Interestingly, the significant reduction in OA joint fluid triggered calcium signaling in the presence of a PAR1 antagonist along with the elevation of PAR1 cleaving enzyme activity in OA synovial fluids suggests that inhibition of PAR1 could be a promising therapeutic strategy to explore in OA. On the other hand, inhibition of PAR4 led to an increase in calcium signaling indicating that PAR4 mediated signaling may be producing factors or signaling events that inhibit responses from PAR1 and PAR2. Given the significant decrease in PAR4 activating enzyme levels in OA patients, this suggests the intriguing hypothesis that PAR4 signaling is a protective response in the knee joint that is lost in OA. While a significant difference between healthy and OA synovial fluid PAR2 activating enzymes was not noted in our study, PAR2 activating enzymes are nevertheless present in the knee joint synovial fluid. PAR2 is known to be an important regulator of immune cell infiltration and may contribute to OA pathogenesis. Further analysis of samples from different types and severity of OA are required to fully correlate PAR activating protease levels with disease pathogenesis.
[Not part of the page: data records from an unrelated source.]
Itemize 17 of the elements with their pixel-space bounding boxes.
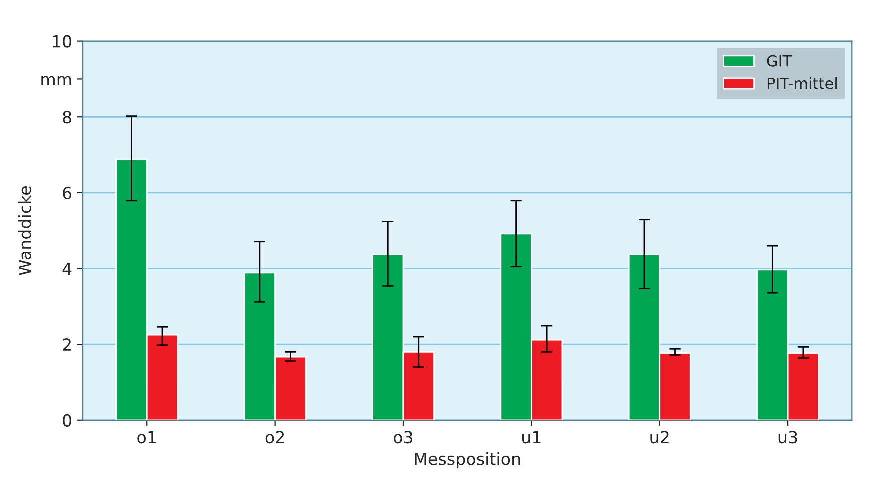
y-tick-label: 10	[53, 35, 72, 48]
x-tick-label: u3	[778, 431, 798, 444]
x-tick-label: o2	[266, 431, 284, 444]
x-tick-label: u1	[522, 431, 541, 444]
y-axis-title: Wanddicke	[18, 186, 32, 276]
y-tick-label: 6	[63, 186, 72, 200]
y-tick-label: 0	[63, 414, 72, 427]
x-tick-label: o1	[138, 431, 156, 444]
y-tick-label: 2	[63, 338, 71, 351]
y-tick-label: 8	[63, 111, 72, 124]
y-tick-label: 4	[62, 262, 72, 276]
x-axis-title: Messposition	[415, 452, 520, 469]
legend-label: PIT-mittel	[768, 77, 837, 90]
y-tick-label: mm	[42, 76, 72, 86]
legend-label: GIT	[767, 55, 792, 67]
x-tick-label: o3	[394, 431, 413, 444]
x-tick-label: u2	[650, 431, 669, 444]
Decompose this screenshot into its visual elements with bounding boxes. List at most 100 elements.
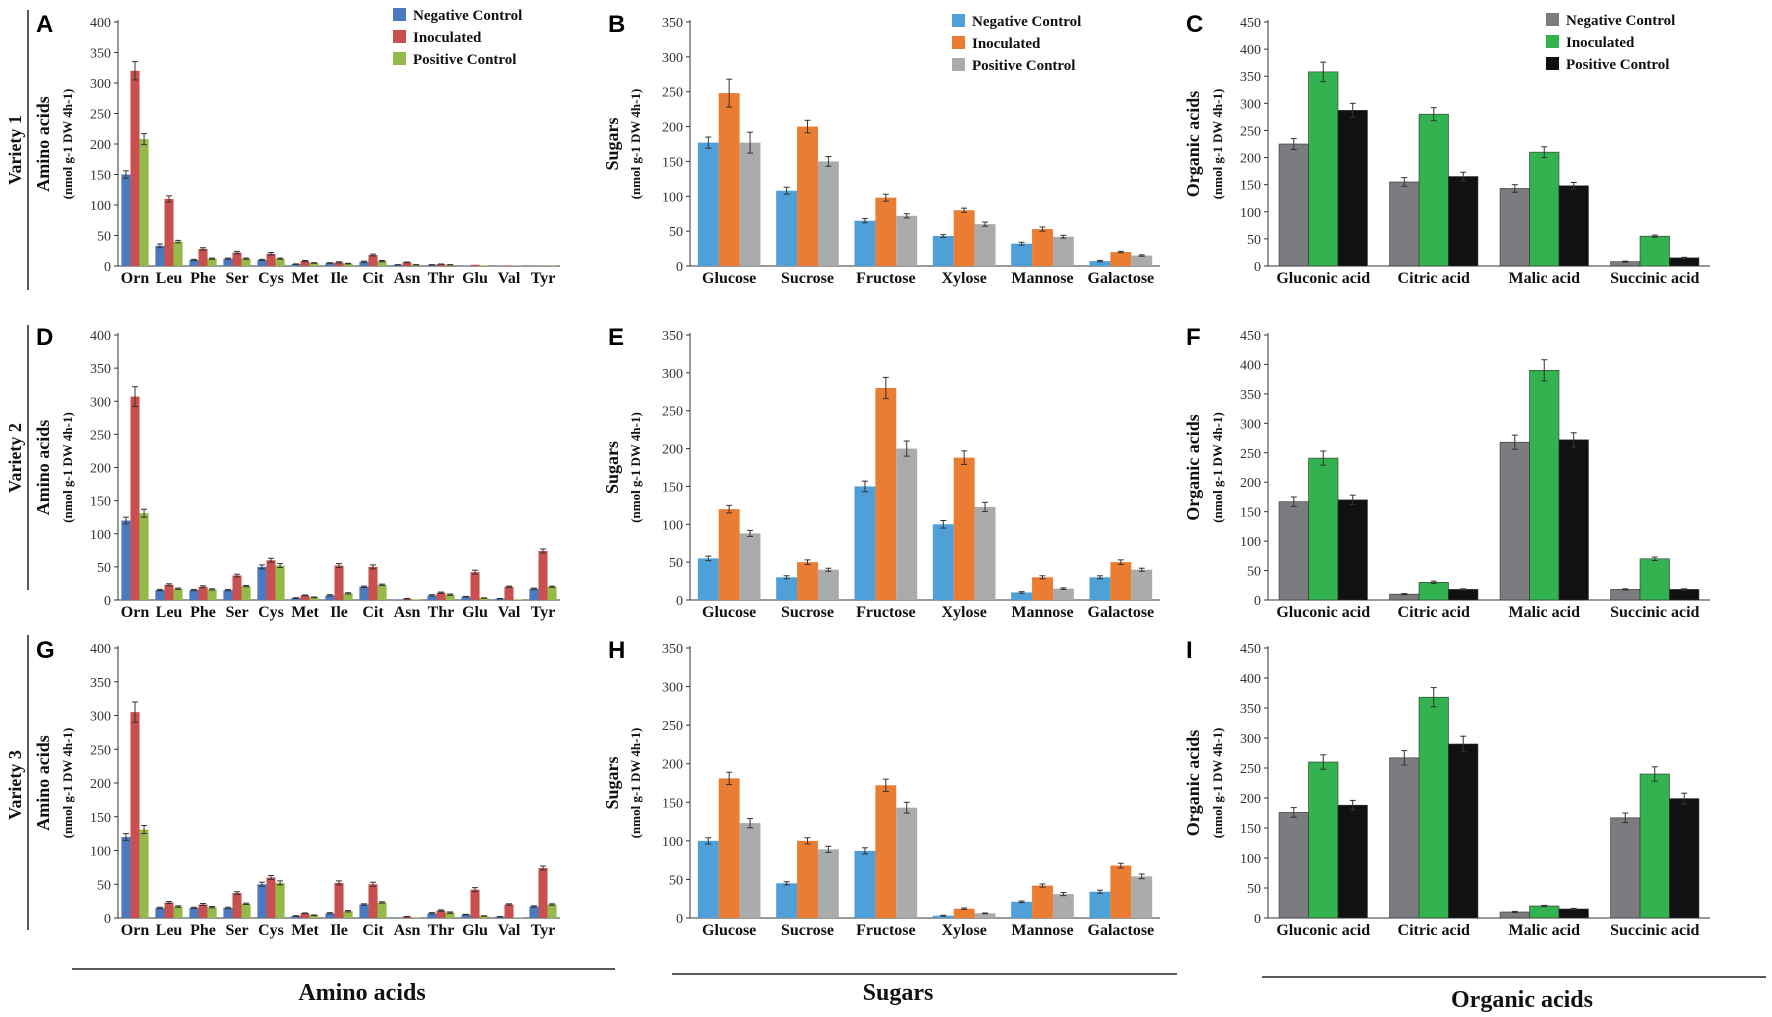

In summary, we have established and characterized here a novel biosensor expressing cell line and an assay that allows rapid and facile screening of PAR cleaving enzymes in complex biological fluids. In a small population of OA patients, we were able to detect multiple enzymes that target PARs and find elevated levels of PAR1 cleaving enzymes in OA. We further verified that PAR cleavage led to increases in receptor mediated calcium signaling that could be inhibited using PAR1 and PAR2 specific antagonists. This study broadly defines proteinase classes that are present in the arthritic joint and guide future studies aimed at isolating and further characterizing endogenous regulators of PAR receptors in the healthy and diseased joints.